Li Bai (701-762), an all time Chinese poet, visited Zhejiang four times in hisyears as a poet. He traveled along the route on three of his four journeys and reached Tiantai three times. One of his most memorable poems was written here. He even thought of retiring to eastern Zhejiang in his twilight years. Du Fu (712-770), another great Tang poet, traveled in Eastern Zhejiang for four years. Liu Changqing (709-c780), a key poet of the dynasty, lived in Wozhou for eight years.

In those years, coming to Zhejiang was one of the life’s musts for poets. Textual researches indicate that, of the 2,200 poets whose poetries are anthologized in the “Complete Poetry of the Tang”, 450 traveled this route in eastern Zhejiang, that is, 20 % of the poets in the country came to this part of Zhejiang. It is believed that this is an amazing phenomenon in the history of Chinese culture. They wrote more than 1,500 poems about this part of Zhejiang.

What did eastern Zhejiang hold for these poets?

Yu the Great was a legendary king of ancient China in its dawning years. He brought floods under control here and his great mausoleum is in Shaoxing. Gou Jian, the king of Yue State in Warring States period (403-221BC), rose from defeat and humiliation to defeat his archrival and recovered his kingdom. It featured the gorgeous beauty of nature. It was where the Chinese landscape poetry originated. Xie Linyun (385-433) lived here. He and his friends traveled in no man’s land of beauty and created nature poems, something unseen before in history. The Tang poets followed his steps to see nature that inspired poetry hundreds of years before. It was the home to the southern sector of Buddhism which first prospered in China in the Han Dynasty. Since the Eastern Jin Dynasty (316-420), the poetic beauty of eastern Zhejiang attracted Buddhist monks. Tiantai played a key role in the prosperity of the religion. Tiantai Mountain also gave birth to a famous legend of the Han Dynasty. Two men lost their way in the mountain and ran into two immortal fairies. They spent half a year with the immortals before they left for home only to find that ten generations of people had come and gone. Zhuang Zi (c.369-286BC), a famous scholar, wrote famously about an angler fishing in the East China Sea with a long pole and waiting for years before he finally landed a giant cod fish. Wang Xizhi (303-361), arguably the greater master of Chinese calligraphy, retired to eastern Zhejiang. On a fine spring day, he invited his friends to a gathering on a stream at Orchid Pavilion, Shaoxing, and wrote one of the greatest Chinese essays in memory of the occasion. And there are more.

What did these poets do in eastern Zhejiang? Some came to experience the natural grandeur, some came to enjoy a leisurely life far away from the madding world, some worked here or traveled on business, some came to explore its geographic features, resources and lifestyles, and some dreamed of it from far away. The poems they wrote about their sojourns and sightseeing are colorful and memorable part of Chinese poetry. Their footsteps and their stories in eastern Zhejiang become another part of history and culture and local folklore.

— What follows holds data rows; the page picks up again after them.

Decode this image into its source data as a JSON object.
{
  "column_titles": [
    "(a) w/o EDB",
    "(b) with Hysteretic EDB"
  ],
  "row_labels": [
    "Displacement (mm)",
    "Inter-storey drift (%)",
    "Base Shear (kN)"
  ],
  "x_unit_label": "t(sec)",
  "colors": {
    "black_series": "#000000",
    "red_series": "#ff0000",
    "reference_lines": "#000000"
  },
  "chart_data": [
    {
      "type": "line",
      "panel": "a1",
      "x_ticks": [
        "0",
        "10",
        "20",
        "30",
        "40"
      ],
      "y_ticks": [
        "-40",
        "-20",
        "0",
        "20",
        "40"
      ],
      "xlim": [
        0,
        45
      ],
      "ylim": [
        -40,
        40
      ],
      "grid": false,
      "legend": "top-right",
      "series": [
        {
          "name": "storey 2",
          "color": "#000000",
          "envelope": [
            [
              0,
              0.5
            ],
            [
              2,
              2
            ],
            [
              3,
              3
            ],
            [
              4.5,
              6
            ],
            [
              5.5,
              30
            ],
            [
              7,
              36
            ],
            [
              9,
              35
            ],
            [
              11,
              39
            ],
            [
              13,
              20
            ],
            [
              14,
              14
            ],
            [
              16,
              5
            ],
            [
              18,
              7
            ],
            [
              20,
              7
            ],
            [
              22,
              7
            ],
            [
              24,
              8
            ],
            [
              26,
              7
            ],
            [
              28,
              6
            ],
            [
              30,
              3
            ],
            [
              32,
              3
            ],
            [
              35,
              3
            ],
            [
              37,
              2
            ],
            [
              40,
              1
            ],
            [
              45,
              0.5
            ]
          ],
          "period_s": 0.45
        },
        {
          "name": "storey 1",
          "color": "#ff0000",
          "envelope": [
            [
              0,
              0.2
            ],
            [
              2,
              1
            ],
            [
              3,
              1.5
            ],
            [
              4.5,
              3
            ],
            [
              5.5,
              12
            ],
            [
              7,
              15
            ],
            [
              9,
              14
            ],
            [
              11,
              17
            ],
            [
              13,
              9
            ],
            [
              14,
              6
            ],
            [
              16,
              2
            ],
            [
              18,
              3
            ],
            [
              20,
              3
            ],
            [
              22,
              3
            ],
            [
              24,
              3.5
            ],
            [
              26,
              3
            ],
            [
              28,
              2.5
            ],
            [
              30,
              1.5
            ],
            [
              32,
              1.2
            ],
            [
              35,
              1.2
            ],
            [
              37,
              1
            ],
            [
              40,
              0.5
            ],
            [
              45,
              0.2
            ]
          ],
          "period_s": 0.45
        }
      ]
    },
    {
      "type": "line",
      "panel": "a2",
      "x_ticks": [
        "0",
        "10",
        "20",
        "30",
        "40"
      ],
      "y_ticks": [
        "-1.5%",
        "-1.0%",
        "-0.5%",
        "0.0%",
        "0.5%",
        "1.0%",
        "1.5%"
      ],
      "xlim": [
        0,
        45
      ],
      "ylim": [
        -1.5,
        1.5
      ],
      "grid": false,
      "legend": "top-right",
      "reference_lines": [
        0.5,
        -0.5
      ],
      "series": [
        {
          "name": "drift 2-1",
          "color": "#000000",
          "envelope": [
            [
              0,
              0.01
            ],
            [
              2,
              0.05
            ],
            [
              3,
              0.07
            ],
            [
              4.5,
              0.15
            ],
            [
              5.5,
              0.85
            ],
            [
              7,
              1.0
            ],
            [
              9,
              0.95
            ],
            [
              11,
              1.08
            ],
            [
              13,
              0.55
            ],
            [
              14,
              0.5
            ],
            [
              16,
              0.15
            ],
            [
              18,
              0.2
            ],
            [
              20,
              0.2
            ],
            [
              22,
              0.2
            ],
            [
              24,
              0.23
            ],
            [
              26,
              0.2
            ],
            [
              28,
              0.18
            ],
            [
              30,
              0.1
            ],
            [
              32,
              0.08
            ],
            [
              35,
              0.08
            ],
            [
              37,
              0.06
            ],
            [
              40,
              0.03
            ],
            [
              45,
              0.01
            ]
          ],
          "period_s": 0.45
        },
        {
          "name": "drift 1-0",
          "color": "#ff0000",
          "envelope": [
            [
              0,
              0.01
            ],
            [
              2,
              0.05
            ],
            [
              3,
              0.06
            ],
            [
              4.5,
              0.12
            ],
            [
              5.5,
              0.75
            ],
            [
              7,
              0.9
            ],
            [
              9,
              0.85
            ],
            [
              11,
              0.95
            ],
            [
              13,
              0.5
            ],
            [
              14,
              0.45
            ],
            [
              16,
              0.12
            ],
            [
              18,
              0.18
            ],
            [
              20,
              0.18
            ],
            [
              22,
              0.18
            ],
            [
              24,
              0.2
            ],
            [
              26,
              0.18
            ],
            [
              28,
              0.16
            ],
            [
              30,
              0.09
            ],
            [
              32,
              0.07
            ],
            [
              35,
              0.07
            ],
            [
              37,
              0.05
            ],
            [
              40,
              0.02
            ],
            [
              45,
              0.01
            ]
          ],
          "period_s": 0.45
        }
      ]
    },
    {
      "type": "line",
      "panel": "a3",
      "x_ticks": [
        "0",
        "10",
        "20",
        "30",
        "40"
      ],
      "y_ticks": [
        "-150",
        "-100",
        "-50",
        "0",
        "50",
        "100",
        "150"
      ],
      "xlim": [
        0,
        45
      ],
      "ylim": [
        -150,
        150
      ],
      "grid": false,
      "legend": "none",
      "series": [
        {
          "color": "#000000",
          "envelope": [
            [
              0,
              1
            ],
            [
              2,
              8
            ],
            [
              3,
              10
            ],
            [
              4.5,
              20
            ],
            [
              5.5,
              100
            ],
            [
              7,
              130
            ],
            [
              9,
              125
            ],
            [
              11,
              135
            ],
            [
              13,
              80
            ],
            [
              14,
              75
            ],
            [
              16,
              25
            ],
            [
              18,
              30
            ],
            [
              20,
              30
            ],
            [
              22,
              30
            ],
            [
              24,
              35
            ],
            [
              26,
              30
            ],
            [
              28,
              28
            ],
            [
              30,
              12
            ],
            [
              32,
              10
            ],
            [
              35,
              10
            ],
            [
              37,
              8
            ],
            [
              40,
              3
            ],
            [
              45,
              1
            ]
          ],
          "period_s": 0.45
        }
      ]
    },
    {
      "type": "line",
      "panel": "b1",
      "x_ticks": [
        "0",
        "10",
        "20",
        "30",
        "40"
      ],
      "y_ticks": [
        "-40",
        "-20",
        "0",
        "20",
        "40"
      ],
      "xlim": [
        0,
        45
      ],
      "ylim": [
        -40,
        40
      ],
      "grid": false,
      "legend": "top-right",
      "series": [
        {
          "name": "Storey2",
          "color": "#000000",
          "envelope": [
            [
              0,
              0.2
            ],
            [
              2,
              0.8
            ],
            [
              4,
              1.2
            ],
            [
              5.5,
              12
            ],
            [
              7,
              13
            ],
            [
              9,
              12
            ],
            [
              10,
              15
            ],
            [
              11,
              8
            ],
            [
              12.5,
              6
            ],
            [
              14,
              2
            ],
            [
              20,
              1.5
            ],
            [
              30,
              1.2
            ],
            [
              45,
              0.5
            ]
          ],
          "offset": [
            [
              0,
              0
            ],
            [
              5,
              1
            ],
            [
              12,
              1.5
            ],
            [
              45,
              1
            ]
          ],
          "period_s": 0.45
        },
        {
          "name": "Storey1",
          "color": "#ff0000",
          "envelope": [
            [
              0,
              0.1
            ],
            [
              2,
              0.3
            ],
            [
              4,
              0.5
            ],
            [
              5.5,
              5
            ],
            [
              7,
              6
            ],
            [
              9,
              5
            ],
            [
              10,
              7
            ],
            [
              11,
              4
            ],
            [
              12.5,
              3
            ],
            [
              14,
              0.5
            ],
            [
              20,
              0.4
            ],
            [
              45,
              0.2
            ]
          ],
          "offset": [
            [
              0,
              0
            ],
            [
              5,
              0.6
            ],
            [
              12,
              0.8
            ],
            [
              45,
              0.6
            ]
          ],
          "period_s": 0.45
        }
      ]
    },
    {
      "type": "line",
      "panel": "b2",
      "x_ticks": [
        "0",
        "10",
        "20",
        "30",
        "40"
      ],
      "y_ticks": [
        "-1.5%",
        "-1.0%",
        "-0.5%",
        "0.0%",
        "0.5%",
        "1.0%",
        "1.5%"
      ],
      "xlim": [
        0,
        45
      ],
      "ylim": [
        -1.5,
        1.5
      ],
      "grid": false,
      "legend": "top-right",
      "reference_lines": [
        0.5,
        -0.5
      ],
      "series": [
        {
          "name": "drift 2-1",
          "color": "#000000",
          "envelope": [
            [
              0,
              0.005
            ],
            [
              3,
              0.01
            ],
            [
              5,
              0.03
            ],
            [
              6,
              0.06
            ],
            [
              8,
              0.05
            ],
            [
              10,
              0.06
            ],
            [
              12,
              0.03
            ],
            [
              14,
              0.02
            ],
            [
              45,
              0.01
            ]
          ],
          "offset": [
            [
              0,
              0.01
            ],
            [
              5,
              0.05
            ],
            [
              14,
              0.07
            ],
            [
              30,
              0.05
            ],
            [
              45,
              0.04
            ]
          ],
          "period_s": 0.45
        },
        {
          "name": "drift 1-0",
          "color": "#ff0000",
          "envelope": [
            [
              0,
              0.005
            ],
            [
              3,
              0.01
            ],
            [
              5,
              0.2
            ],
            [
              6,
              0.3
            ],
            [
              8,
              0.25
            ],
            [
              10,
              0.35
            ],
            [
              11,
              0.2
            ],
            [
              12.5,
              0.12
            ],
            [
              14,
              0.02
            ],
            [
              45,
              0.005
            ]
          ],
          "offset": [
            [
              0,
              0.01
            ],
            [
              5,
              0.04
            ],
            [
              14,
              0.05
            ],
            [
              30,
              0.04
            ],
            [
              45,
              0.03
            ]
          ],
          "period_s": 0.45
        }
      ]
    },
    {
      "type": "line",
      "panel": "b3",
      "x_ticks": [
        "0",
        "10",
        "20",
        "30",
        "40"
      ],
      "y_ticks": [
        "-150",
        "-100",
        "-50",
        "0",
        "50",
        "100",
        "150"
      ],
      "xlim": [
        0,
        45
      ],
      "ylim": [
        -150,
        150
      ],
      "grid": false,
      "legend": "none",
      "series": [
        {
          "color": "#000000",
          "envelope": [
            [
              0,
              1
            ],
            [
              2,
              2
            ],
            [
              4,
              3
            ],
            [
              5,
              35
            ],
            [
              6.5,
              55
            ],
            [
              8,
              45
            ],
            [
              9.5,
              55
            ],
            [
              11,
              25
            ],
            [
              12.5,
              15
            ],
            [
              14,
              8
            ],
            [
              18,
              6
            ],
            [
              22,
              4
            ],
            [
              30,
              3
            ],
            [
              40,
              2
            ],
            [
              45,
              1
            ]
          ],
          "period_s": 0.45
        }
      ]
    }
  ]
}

Modern scholars in Xinchang County first noticed the preference of the Tang poets in the 1980s. After systematically tracing their footsteps and doing thorough textual research, the scholars identified the three routes. Their discovery and their identifying the routes as the Road of Tang Poetry in Eastern Zhejiang have been widely recognized by the academic circles and a few national and international seminars have been held in Xinchang on the theme. The regional phenomenon reflects the cultural prosperity that eastern Zhejiang experienced in the centuries from the Eastern Jin to the Tang. The routes identified in modern times point to a unique development in the Tang poetry. Xinchang, a central stop on the routes, played an important role in this flourishing poetic phenomenon of the Tang.

Today, a string of scenic spots on the routes have been restored, connected and opened to tourists. Plans have also been formulated to salvage those sites in extremely poor repairs. Tourism developers and scholars agree that there is a long way to go before tourists can best re-experience one of the glorious parts of the Tang poetry along the routes in eastern Zhejiang.